GAUCHE DÉMOCRATIQUE & SOCIALE

Le social au cœur

Ce n'est pas la droite qui a gagné, c'est la gauche qui a perdu, le 6 mai

La gauche n'avait jamais disposé d'une situation aussi favorable qu'en 2007 pour gagner l'élection présidentielle : les mobilisations de 2003, 2004, 2005, 2006 ont confirmé le rejet majoritaire de la politique de la droite et ont ouvert un boulevard électoral à la gauche.

Celui-ci venait consolider l'avantage initial dont bénéficient les candidatures de la gauche (7 des 12 candidatures du 22 avril) en raison de la majorité de gauche (59 % !) qui existe parmi les deux tiers des électeurs qui s'identifient comme étant "de gauche" ou "de droite" (sondage de la Sofres portant sur un échantillon représentatif de 2148 électeurs rapporté dans " La démocratie à l'épreuve", presses de Sciences Po).

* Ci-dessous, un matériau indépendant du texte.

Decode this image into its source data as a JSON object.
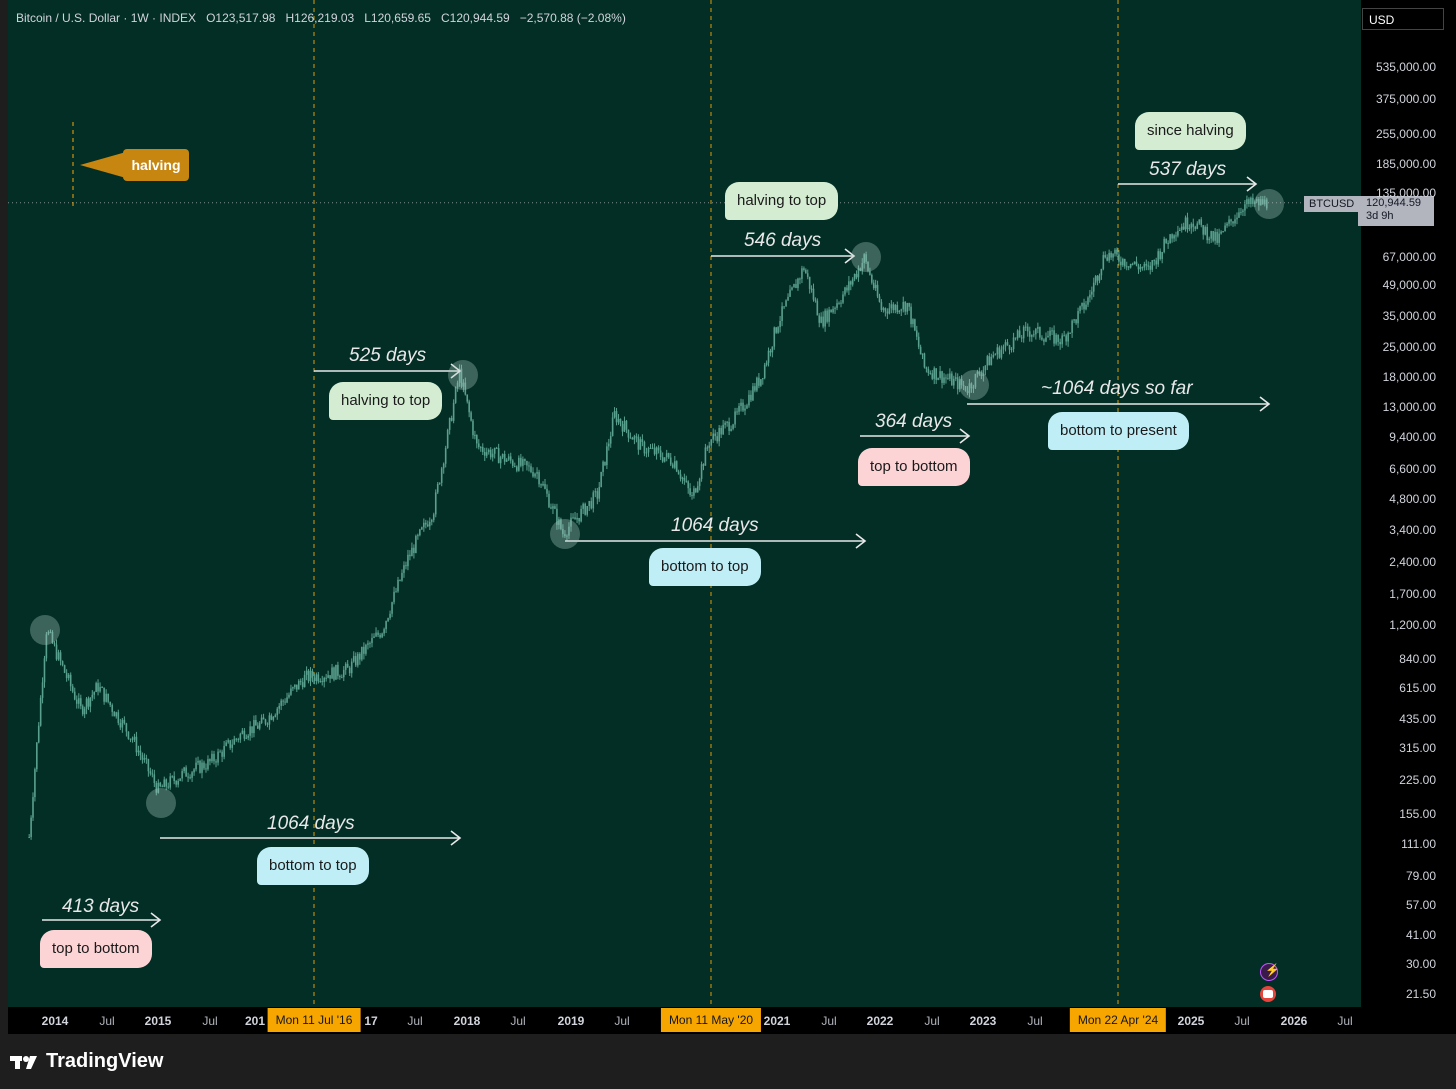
{
  "header": {
    "title": "Bitcoin / U.S. Dollar · 1W · INDEX",
    "open": "O123,517.98",
    "high": "H126,219.03",
    "low": "L120,659.65",
    "close": "C120,944.59",
    "change": "−2,570.88 (−2.08%)"
  },
  "currency_button": "USD",
  "price_tag": {
    "symbol": "BTCUSD",
    "price": "120,944.59",
    "countdown": "3d 9h"
  },
  "y_axis_labels": [
    "535,000.00",
    "375,000.00",
    "255,000.00",
    "185,000.00",
    "135,000.00",
    "67,000.00",
    "49,000.00",
    "35,000.00",
    "25,000.00",
    "18,000.00",
    "13,000.00",
    "9,400.00",
    "6,600.00",
    "4,800.00",
    "3,400.00",
    "2,400.00",
    "1,700.00",
    "1,200.00",
    "840.00",
    "615.00",
    "435.00",
    "315.00",
    "225.00",
    "155.00",
    "111.00",
    "79.00",
    "57.00",
    "41.00",
    "30.00",
    "21.50"
  ],
  "x_axis_labels": [
    {
      "text": "2014",
      "year": true
    },
    {
      "text": "Jul",
      "year": false
    },
    {
      "text": "2015",
      "year": true
    },
    {
      "text": "Jul",
      "year": false
    },
    {
      "text": "201",
      "year": true
    },
    {
      "text": "17",
      "year": true
    },
    {
      "text": "Jul",
      "year": false
    },
    {
      "text": "2018",
      "year": true
    },
    {
      "text": "Jul",
      "year": false
    },
    {
      "text": "2019",
      "year": true
    },
    {
      "text": "Jul",
      "year": false
    },
    {
      "text": "2021",
      "year": true
    },
    {
      "text": "Jul",
      "year": false
    },
    {
      "text": "2022",
      "year": true
    },
    {
      "text": "Jul",
      "year": false
    },
    {
      "text": "2023",
      "year": true
    },
    {
      "text": "Jul",
      "year": false
    },
    {
      "text": "2025",
      "year": true
    },
    {
      "text": "Jul",
      "year": false
    },
    {
      "text": "2026",
      "year": true
    },
    {
      "text": "Jul",
      "year": false
    }
  ],
  "halving_markers": [
    "Mon 11 Jul '16",
    "Mon 11 May '20",
    "Mon 22 Apr '24"
  ],
  "legend_tag": "halving",
  "annotations": {
    "since_halving": {
      "label": "since halving",
      "days": "537 days"
    },
    "halving_to_top_2020": {
      "label": "halving to top",
      "days": "546 days"
    },
    "halving_to_top_2016": {
      "label": "halving to top",
      "days": "525 days"
    },
    "bottom_to_present": {
      "label": "bottom to present",
      "days": "~1064 days so far"
    },
    "top_to_bottom_2021": {
      "label": "top to bottom",
      "days": "364 days"
    },
    "bottom_to_top_2018": {
      "label": "bottom to top",
      "days": "1064 days"
    },
    "bottom_to_top_2015": {
      "label": "bottom to top",
      "days": "1064 days"
    },
    "top_to_bottom_2013": {
      "label": "top to bottom",
      "days": "413 days"
    }
  },
  "brand": "TradingView",
  "colors": {
    "background": "#032e25",
    "candles": "#5aa08f",
    "halving_line": "#f7a600",
    "marker": "#f7a600",
    "price_line": "#b2b5be"
  },
  "chart_data": {
    "type": "candlestick",
    "symbol": "BTCUSD",
    "interval": "1W",
    "scale": "log",
    "ylim": [
      21.5,
      700000
    ],
    "x": [
      "2013-10",
      "2013-12",
      "2014-04",
      "2014-06",
      "2014-10",
      "2015-01",
      "2015-04",
      "2015-07",
      "2015-11",
      "2016-01",
      "2016-06",
      "2016-11",
      "2017-03",
      "2017-06",
      "2017-09",
      "2017-12",
      "2018-02",
      "2018-05",
      "2018-09",
      "2018-12",
      "2019-04",
      "2019-06",
      "2019-09",
      "2020-01",
      "2020-03",
      "2020-05",
      "2020-08",
      "2020-11",
      "2021-01",
      "2021-04",
      "2021-06",
      "2021-09",
      "2021-11",
      "2022-01",
      "2022-04",
      "2022-06",
      "2022-11",
      "2023-02",
      "2023-06",
      "2023-10",
      "2024-01",
      "2024-03",
      "2024-08",
      "2024-11",
      "2025-01",
      "2025-04",
      "2025-07",
      "2025-10"
    ],
    "y": [
      120,
      1150,
      480,
      620,
      350,
      200,
      240,
      270,
      380,
      410,
      680,
      740,
      1150,
      2500,
      4300,
      19000,
      8500,
      7500,
      6400,
      3300,
      5000,
      12000,
      8500,
      7200,
      4800,
      9000,
      11500,
      18000,
      33000,
      60000,
      33000,
      47000,
      66000,
      38000,
      40000,
      20000,
      16000,
      23000,
      30000,
      27000,
      42000,
      70000,
      58000,
      90000,
      100000,
      80000,
      118000,
      121000
    ]
  }
}
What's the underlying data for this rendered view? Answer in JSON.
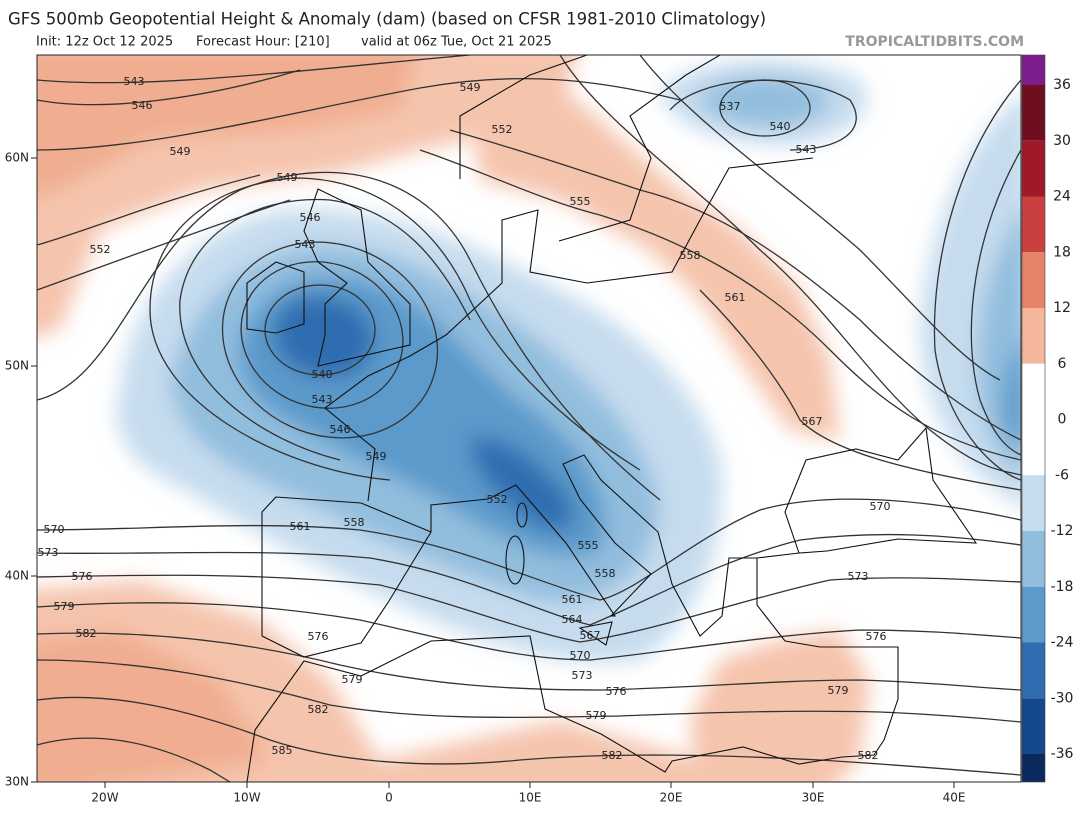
{
  "header": {
    "title": "GFS 500mb Geopotential Height & Anomaly (dam) (based on CFSR 1981-2010 Climatology)",
    "init": "Init: 12z Oct 12 2025",
    "forecast_hour": "Forecast Hour: [210]",
    "valid": "valid at 06z Tue, Oct 21 2025",
    "site": "TROPICALTIDBITS.COM"
  },
  "map": {
    "lat_labels": [
      "60N",
      "50N",
      "40N",
      "30N"
    ],
    "lon_labels": [
      "20W",
      "10W",
      "0",
      "10E",
      "20E",
      "30E",
      "40E"
    ],
    "contour_labels": [
      543,
      546,
      549,
      549,
      549,
      552,
      552,
      555,
      558,
      561,
      567,
      537,
      540,
      543,
      546,
      543,
      540,
      543,
      546,
      549,
      552,
      555,
      558,
      561,
      564,
      567,
      570,
      573,
      576,
      579,
      582,
      570,
      573,
      576,
      579,
      582,
      561,
      558,
      576,
      579,
      582,
      585,
      570,
      573,
      576,
      579,
      582
    ]
  },
  "colorbar": {
    "ticks": [
      36,
      30,
      24,
      18,
      12,
      6,
      0,
      -6,
      -12,
      -18,
      -24,
      -30,
      -36
    ],
    "colors": [
      "#7e1e8e",
      "#6e0e1e",
      "#9e1a28",
      "#c9403e",
      "#e4826a",
      "#f5b79c",
      "#ffffff",
      "#ffffff",
      "#c6dcee",
      "#92bede",
      "#5c9acb",
      "#2f6db0",
      "#144a8c",
      "#0a2a5e"
    ]
  }
}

Des erreurs accumulées sur plusieurs années mais rattrapables jusqu'à la veille du 6 mai

Contre ce rapport de forces, la droite ne pouvait pas grand-chose, sauf à bénéficier des erreurs des dirigeants de la gauche. Et celles-ci furent nombreuses :

  • la parenthèse ouverte en 1983 (le tournant monétariste, social-libéral, couronné par l'indépendance de la banque centrale) n'avait pas été refermée ; mais il est toujours temps de le faire ;
  • les leçons du 21 avril 2002 n'ont pas été tirées : les 5 années écoulées auraient dû être mises à profit pour élaborer un programme socialiste, l'amender, l'adopter en congrès et le proposer aux autres forces de gauche pour que, à l'issue d'un débat public, la gauche puisse disposer d'un programme et, même, d'un candidat commun ;
  • le fossé qui, le 29 mai 2005, séparait les dirigeants socialistes qui étaient pour le "oui", des 75 % de l'électorat de gauche qui ont voté "non", n'a pas été comblé : le renouvellement de la direction socialiste est encore nécessaire ;
  • les "collectifs du 29 Mai" se maintenaient au delà de leur fonction, pour présenter une candidature à la présidentielle : ils se coupaient ainsi de 59 % de l'électorat socialiste qui avait voté "non", la division de la gauche, ainsi ossifiée, rendait impossible tout candidat commun ; mais la victoire de la gauche restait encore possible ;
  • la synthèse générale du congrès socialiste du Mans en novembre 2005 signait l'abandon, par une partie des responsables socialistes partisans du "non", de la bataille pour un programme socialiste qui réponde aux attentes des électeurs de gauche ;
  • l'adoption très majoritaire, en juin 2006, d'un projet socialiste insipide "qui n'est pas un programme", inversait le calendrier : le choix du programme serait à la merci du candidat désigné, qui pourrait nouer un "dialogue direct avec le peuple" conforme au caractère bonapartiste de la Ve République ;
  • le choix, en novembre 2006, entre trois candidatures portant ce "projet socialiste" devenait un plébiscite, sans programme, pour une candidature qui, présentée par le parti majoritaire à gauche, allait être la seule candidature "de second tour" possible pour la gauche ;
  • Rendue plus difficile par tous ces abandons, la victoire de la gauche restait encore possible. En novembre et décembre, les intentions de vote pour le second tour donnaient 53 % pour Ségolène Royal et 47 % pour Nicolas Sarkozy : les électeurs de gauche étaient encore très motivés pour battre Sarkozy (sondage CSA du 22 novembre).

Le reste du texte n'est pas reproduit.